Friday, June 29, 2012

The Windsor–Detroit International Freedom Festival

A lot of people in the U.S. probably don't know this, but Detroit, MI is actually located north of Windsor, ON, Canada. There's your first fun trivia fact for this entry. The next is that since 1959, the two cities have celebrated the International Freedom Festival to honor our two countries days of independence, July 4th for the U.S. and July 1st (2nd if it falls on a Sunday) for Canada. And how do we celebrate? With fireworks, of course! The best fireworks display I have ever seen, in fact. But I am getting ahead of myself.

Growing up, I had often heard about the joint fireworks celebration along the Detroit River, and I have always wanted to go. This year, I finally got my chance. Knowing it would be busy and parking would be scarce, my boyfriend Greg and I arrived in front of the Rosa Parks Transit Center where we were allowed no further by a bunch of police blockades. We found a place to park for $10, then made our way to the People Mover. At 75 cents per ride, the People Mover is the cheapest form of public transportation I think I have ever taken. (It's $1.50 to ride the bus in A2.) 

The People Mover is kind of fun. It was first time riding it, and it reminded me of MUNI when it's in the tunnels. It also reminded me of the tram that zips around San Francisco's airport. The People Mover moves in only one direction and rides a continuous loop, which seemed odd to me, but it's certainly efficient since the track isn't very long at all. You get a great view of Windsor, where a carnival was going on, and at night, you could see all the rides lit up, such as the large Ferris wheel. 

Anyway, we took the People Mover to Greektown (again, my first visit), and had dinner at Pegasus. Greg and I both ordered the Greek Trio, a plate comprised of large squares of spanakoteropeta (spinach pie), moussaka (a layered eggplant dish), and pastitsio (a baked pasta dish). My favorite by far was the moussaka, though I think the spinach pie would have been improved by not having bechamel sauce all over it from the other dishes. (But I do freaking love bechamel sauce.) 

After dinner, we found a spot in front of the civil courthouse to watch the fireworks. The are was swarming with police officers, many of them mounted, and Greg witnessed a man giving crap to one of the mounted officers who was ordering him out of the street and back onto the sidewalk. In retaliation, the officer nudged her horse, which then pushed the man back toward the sidewalk, spooking him more than if the woman had done something herself. 

As I said earlier, the fireworks were spectacular! Easily the most beautiful I've ever seen. The show began with a plane flying over the river pulling a Canadian flag followed by another plane pulling a much larger American flag. The cheers and applause were equal to the sizes of the flags (at least on the Detroit side). There was music meant to accompany the show, but we were too far away and the crowd was much too loud in their appreciation to hear it.

At one point, while we were sitting quite happily watching the pretty fire explode in the sky, screams erupted from the people immediately to my left.

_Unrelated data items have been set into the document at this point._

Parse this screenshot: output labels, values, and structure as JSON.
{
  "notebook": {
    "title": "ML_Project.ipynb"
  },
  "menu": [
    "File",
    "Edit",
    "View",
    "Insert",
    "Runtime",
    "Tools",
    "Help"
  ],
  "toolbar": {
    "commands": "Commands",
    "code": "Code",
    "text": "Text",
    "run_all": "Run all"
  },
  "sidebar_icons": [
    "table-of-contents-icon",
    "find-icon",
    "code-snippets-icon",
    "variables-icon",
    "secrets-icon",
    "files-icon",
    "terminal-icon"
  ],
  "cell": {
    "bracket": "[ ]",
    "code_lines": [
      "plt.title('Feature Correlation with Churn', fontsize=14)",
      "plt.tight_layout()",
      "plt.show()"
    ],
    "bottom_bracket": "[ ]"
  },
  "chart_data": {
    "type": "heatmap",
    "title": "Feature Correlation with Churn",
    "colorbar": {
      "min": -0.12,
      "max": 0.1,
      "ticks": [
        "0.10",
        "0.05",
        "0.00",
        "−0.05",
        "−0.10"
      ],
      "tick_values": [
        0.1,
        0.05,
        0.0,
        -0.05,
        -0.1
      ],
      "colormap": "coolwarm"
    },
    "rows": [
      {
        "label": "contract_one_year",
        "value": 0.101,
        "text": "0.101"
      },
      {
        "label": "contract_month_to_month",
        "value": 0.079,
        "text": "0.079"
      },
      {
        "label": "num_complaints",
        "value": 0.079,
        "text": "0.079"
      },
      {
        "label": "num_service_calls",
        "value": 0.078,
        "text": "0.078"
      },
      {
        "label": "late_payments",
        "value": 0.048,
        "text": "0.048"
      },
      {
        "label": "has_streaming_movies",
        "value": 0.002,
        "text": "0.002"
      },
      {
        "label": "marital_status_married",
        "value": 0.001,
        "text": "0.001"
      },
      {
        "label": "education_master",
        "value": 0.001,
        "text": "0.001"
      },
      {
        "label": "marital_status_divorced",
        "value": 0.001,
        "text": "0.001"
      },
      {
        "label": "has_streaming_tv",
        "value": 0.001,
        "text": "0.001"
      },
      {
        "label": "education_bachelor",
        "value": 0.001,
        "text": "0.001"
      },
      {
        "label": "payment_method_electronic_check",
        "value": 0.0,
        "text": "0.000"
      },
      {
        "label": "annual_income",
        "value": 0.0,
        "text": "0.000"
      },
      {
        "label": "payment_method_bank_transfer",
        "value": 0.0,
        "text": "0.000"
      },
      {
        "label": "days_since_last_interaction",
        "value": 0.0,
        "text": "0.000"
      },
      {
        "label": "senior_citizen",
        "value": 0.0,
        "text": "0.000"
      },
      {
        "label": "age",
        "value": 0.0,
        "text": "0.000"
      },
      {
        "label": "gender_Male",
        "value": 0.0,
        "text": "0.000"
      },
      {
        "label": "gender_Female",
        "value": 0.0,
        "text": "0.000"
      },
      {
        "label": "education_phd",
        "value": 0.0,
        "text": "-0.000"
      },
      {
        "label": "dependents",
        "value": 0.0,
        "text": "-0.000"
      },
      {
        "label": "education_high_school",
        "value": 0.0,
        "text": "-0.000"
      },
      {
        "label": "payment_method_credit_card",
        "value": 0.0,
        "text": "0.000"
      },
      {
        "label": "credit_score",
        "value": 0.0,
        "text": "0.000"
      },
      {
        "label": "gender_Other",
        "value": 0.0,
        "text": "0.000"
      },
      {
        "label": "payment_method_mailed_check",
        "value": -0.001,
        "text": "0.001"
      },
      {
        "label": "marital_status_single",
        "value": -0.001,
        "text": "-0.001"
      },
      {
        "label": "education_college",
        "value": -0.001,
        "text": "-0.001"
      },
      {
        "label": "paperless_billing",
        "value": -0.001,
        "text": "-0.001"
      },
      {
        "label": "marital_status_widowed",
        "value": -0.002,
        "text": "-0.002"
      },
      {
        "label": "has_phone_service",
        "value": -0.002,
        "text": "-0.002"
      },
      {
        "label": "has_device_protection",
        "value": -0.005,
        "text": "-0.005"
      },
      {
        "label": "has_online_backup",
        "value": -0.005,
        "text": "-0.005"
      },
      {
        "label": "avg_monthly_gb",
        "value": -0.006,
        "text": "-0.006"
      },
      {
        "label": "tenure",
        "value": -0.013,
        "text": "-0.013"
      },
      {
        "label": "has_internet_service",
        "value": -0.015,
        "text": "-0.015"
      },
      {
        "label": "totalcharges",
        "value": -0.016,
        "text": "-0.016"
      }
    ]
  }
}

The crowd rose almost as one, and a tide of people surged toward me. I got stepped on by at least two before I could get to my feet. A bunch of mounted officers came trotting over, but the police on foot were faster. I didn't know what was happening, though I overheard a few of my neighbors say a man had had a gun. 

The man immediately to my left (who happened to have a misbehaving daughter with the same name as me, which was confusing and weird as they kept yelling out her name) loudly declared: "I came here to watch some fireworks - I'm going to watch the fireworks!" Everyone settled down for the remainder of the show, and many people clapped as an officer led a man away in handcuffs (after having tackled him, or so said Greg, who saw it happen.)

The police were definitely out in force as we walked back to the People Mover and then to the car, but I didn't notice any more serious incidents. Just some young guys throwing glass bottles at another young man, possibly trying to start something (the glass shattered in the street and skittered into the crowds on the sidewalks). Oh, and the cop that had to get out of the patrol car to yell at a driver to let them through after the driver had cut them off. ('Cause that's a good idea.) Getting to I-94 really didn't take very long, surprising Greg and myself, and we returned to my apartment in practically no time, where we promptly fell asleep because that had been one eventful evening.